Hugo Zaragoza, Yahoo! Research Barcelona

Search engines play a major role in the success and growth of the WWW. In doing so they in turn help shape the web: they create new business models, modify content creation and consumption practices, support new forms of user interaction, etc. Semantic Web technologies have the potential to greatly improve search; if they succeed, this will in turn speed up the growth and impact of the semantic web initiatives. Yahoo! has already announced important steps towards integrating semantic technologies to improve and open up its search engine to content publishers, consumers and advertisers. In my talk I will briefly discuss some of these initiatives.

However, the history of Information Retrieval has taught us that fundamentally improving search through the use of semantics is a hard scientific problem. So far, semantic technologies have been successful at improving search only in closed-domain areas, with controlled vocabularies and small ontologies. However, it is unclear how we may transfer these technologies to more open domains (or to the WWW at large). Even harder is the challenge of improving search through the use of automatically extracted semantic information from text. At Yahoo! Research, experts in computational linguistics, semantic web and information retrieval work together to better understand this problem and go beyond the current state of the art. During my talk, I will review several of our research projects in these areas, drawing from examples in computational advertising, entity ranking, question answering and query suggestion.

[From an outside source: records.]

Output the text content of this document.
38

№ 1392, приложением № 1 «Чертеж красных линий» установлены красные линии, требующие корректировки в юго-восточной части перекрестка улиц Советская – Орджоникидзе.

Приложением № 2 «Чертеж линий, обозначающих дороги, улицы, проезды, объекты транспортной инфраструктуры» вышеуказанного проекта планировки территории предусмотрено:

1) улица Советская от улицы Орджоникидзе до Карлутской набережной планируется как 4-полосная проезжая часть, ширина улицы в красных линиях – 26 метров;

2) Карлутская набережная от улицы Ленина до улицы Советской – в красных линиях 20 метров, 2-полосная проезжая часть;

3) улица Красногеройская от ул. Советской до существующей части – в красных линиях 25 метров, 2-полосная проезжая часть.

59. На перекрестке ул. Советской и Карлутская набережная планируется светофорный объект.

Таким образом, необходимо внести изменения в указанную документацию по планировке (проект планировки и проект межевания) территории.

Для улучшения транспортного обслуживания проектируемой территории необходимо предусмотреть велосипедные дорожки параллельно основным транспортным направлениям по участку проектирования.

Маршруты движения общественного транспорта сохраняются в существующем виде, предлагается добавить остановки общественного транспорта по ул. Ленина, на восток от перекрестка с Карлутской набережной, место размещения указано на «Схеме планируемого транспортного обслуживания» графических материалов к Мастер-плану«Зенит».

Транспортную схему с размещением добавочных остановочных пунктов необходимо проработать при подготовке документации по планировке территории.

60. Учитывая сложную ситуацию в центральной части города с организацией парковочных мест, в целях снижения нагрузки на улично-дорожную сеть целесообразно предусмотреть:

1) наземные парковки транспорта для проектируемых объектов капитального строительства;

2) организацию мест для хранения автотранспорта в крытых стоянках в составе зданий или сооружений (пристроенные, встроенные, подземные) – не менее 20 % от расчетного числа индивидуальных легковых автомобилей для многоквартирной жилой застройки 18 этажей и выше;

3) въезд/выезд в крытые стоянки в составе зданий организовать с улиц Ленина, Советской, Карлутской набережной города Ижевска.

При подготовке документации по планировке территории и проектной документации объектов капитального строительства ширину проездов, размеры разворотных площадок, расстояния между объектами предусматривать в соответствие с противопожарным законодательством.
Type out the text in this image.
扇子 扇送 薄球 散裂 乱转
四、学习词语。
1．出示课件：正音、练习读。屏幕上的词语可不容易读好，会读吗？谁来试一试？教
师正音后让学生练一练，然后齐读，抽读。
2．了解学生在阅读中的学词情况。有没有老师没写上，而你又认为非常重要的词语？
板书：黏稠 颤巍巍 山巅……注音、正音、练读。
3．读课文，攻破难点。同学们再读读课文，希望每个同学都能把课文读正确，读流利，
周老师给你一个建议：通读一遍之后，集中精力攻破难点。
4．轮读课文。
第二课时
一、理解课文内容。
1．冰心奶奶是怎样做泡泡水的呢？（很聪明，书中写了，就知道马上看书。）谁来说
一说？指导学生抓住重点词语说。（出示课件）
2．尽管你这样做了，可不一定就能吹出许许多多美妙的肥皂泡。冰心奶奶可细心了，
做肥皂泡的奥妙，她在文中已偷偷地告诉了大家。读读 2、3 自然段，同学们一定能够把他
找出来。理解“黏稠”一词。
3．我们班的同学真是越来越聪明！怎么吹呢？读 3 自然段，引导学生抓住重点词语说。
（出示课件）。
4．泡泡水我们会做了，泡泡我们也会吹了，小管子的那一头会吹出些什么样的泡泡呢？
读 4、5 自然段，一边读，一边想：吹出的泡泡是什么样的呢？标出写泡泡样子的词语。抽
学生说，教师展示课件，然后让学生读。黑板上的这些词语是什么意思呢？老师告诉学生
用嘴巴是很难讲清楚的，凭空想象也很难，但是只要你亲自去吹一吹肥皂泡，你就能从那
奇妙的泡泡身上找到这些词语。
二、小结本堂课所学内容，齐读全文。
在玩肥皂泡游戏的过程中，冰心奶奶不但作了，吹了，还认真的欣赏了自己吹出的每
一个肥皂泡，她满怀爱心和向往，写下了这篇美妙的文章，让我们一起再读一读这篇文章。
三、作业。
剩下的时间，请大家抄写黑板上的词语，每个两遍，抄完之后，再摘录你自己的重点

Hugo Zaragoza - Yahoo! Research Barcelona

Hugo Zaragoza is a researcher working on Information Retrieval at Yahoo! Research Barcelona. From 2001 to 2006, Hugo worked at Microsoft Research (Cambridge, UK) with Stephen Robertson, mostly on probabilistic ranking methods for corporate and web search, but also on document classification, expert finding, relevance feedback, and dialogue generation for games. He also spent a considerable amount of time collaborating with Microsoft product groups such as MSN-Search and SharePoint Portal Server. Prior to Microsoft Research, Hugo taught computer science and completed a Ph.D. at the LIP6 (U. Paris 6) on the application of dynamic probabilistic models to a wide range of Information Access problems.